Rabbi Frankfurter called Pinny Taub his hero for sticking by the haredi community. "You can become prejudicial against your own kind if you are molested. There are those who are using the abuse issue to bring down the community, but my policy is that my enemy's enemy is not my friend."

Rabbi Frankfurter conceded that he had not read Salomon's book, which devotes a chapter to the apparent failings of Daat Torah, the concept of seeking advice from rabbinic leaders on non-religious questions.

"When taken to an extreme, it perpetuates an adoration of individuals that places them above secular law," Salomon writes.

In addition to criticizing Daat Torah, Salomon points to mesira — the traditional prohibition against reporting a fellow Jew to secular authorities — as an excuse for abuse cover-ups.

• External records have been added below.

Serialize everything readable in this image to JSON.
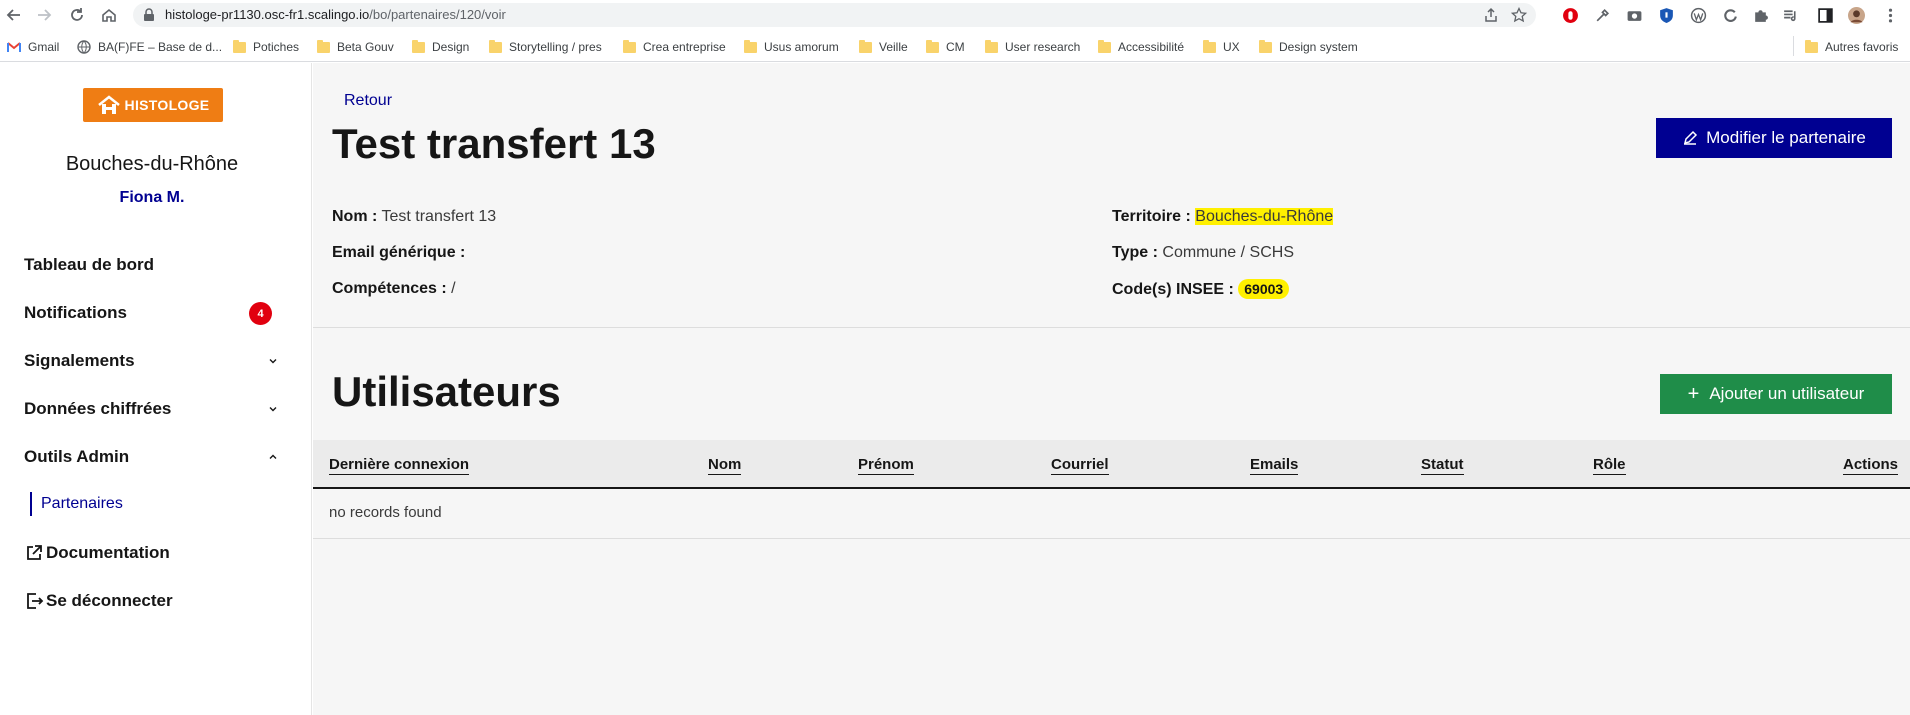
{
  "browser": {
    "url_host": "histologe-pr1130.osc-fr1.scalingo.io",
    "url_path": "/bo/partenaires/120/voir",
    "bookmarks": [
      {
        "label": "Gmail",
        "icon": "gmail-icon"
      },
      {
        "label": "BA(F)FE – Base de d...",
        "icon": "globe-icon"
      },
      {
        "label": "Potiches",
        "icon": "folder-icon"
      },
      {
        "label": "Beta Gouv",
        "icon": "folder-icon"
      },
      {
        "label": "Design",
        "icon": "folder-icon"
      },
      {
        "label": "Storytelling / pres",
        "icon": "folder-icon"
      },
      {
        "label": "Crea entreprise",
        "icon": "folder-icon"
      },
      {
        "label": "Usus amorum",
        "icon": "folder-icon"
      },
      {
        "label": "Veille",
        "icon": "folder-icon"
      },
      {
        "label": "CM",
        "icon": "folder-icon"
      },
      {
        "label": "User research",
        "icon": "folder-icon"
      },
      {
        "label": "Accessibilité",
        "icon": "folder-icon"
      },
      {
        "label": "UX",
        "icon": "folder-icon"
      },
      {
        "label": "Design system",
        "icon": "folder-icon"
      }
    ],
    "other_bookmarks": "Autres favoris"
  },
  "sidebar": {
    "logo_text": "HISTOLOGE",
    "territory": "Bouches-du-Rhône",
    "user": "Fiona M.",
    "menu": [
      {
        "label": "Tableau de bord"
      },
      {
        "label": "Notifications",
        "badge": "4"
      },
      {
        "label": "Signalements",
        "chevron": "chevron-down-icon"
      },
      {
        "label": "Données chiffrées",
        "chevron": "chevron-down-icon"
      },
      {
        "label": "Outils Admin",
        "chevron": "chevron-up-icon"
      }
    ],
    "sub_item": "Partenaires",
    "documentation": "Documentation",
    "logout": "Se déconnecter"
  },
  "main": {
    "back_link": "Retour",
    "title": "Test transfert 13",
    "edit_button": "Modifier le partenaire",
    "fields_left": [
      {
        "label": "Nom :",
        "value": "Test transfert 13"
      },
      {
        "label": "Email générique :",
        "value": ""
      },
      {
        "label": "Compétences :",
        "value": "/"
      }
    ],
    "fields_right": [
      {
        "label": "Territoire :",
        "value": "Bouches-du-Rhône"
      },
      {
        "label": "Type :",
        "value": "Commune / SCHS"
      },
      {
        "label": "Code(s) INSEE :",
        "value": "69003"
      }
    ],
    "users_title": "Utilisateurs",
    "add_user_button": "Ajouter un utilisateur",
    "table": {
      "columns": [
        "Dernière connexion",
        "Nom",
        "Prénom",
        "Courriel",
        "Emails",
        "Statut",
        "Rôle",
        "Actions"
      ],
      "empty_message": "no records found"
    }
  },
  "colors": {
    "primary": "#000091",
    "success": "#1f8d49",
    "logo": "#ef7d14",
    "badge": "#e1000f",
    "highlight": "#fff000"
  }
}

He points to the March 2009 case of Rabbi Israel Weingarten, who was convicted of abusing his wife and daughter. When the wife testified against Rabbi Weingarten in court, the defendant and his supporters accused her of a mesira violation.

Rabbi Yosef Blau, who heads the rabbinic seminary at Yeshiva University, backs up Salomon's criticism of the misuse of Daat Torah and mesira.

"Despite the fact that it is unpleasant to hand matters over to secular authorities, I have realized that our community is simply not equipped well enough to deal with issues of abuse," Rabbi Blau said in a 2009 interview with the student publication Yeshiva University Observer. "We cannot investigate properly, and we cannot take measures strong enough to protect children from potential abuse."

As an alternative to outside reporting, Rabbi Frankfurter made an on-air promise to meet with advocates and survivors of abuse, but he added that those with "an agenda" would not be considered.

Echoing Salamon's invitation, Hirsch also expressed willingness to discuss abuse with Rabbi Frankfurter, but without preconditions. "In order to address this issue with journalistic integrity [Ami Magazine] must be willing to reach out to all who were sexually abused within our community," Hirsch said. "Whether or not they're currently observant is not the issue, that they were abused is."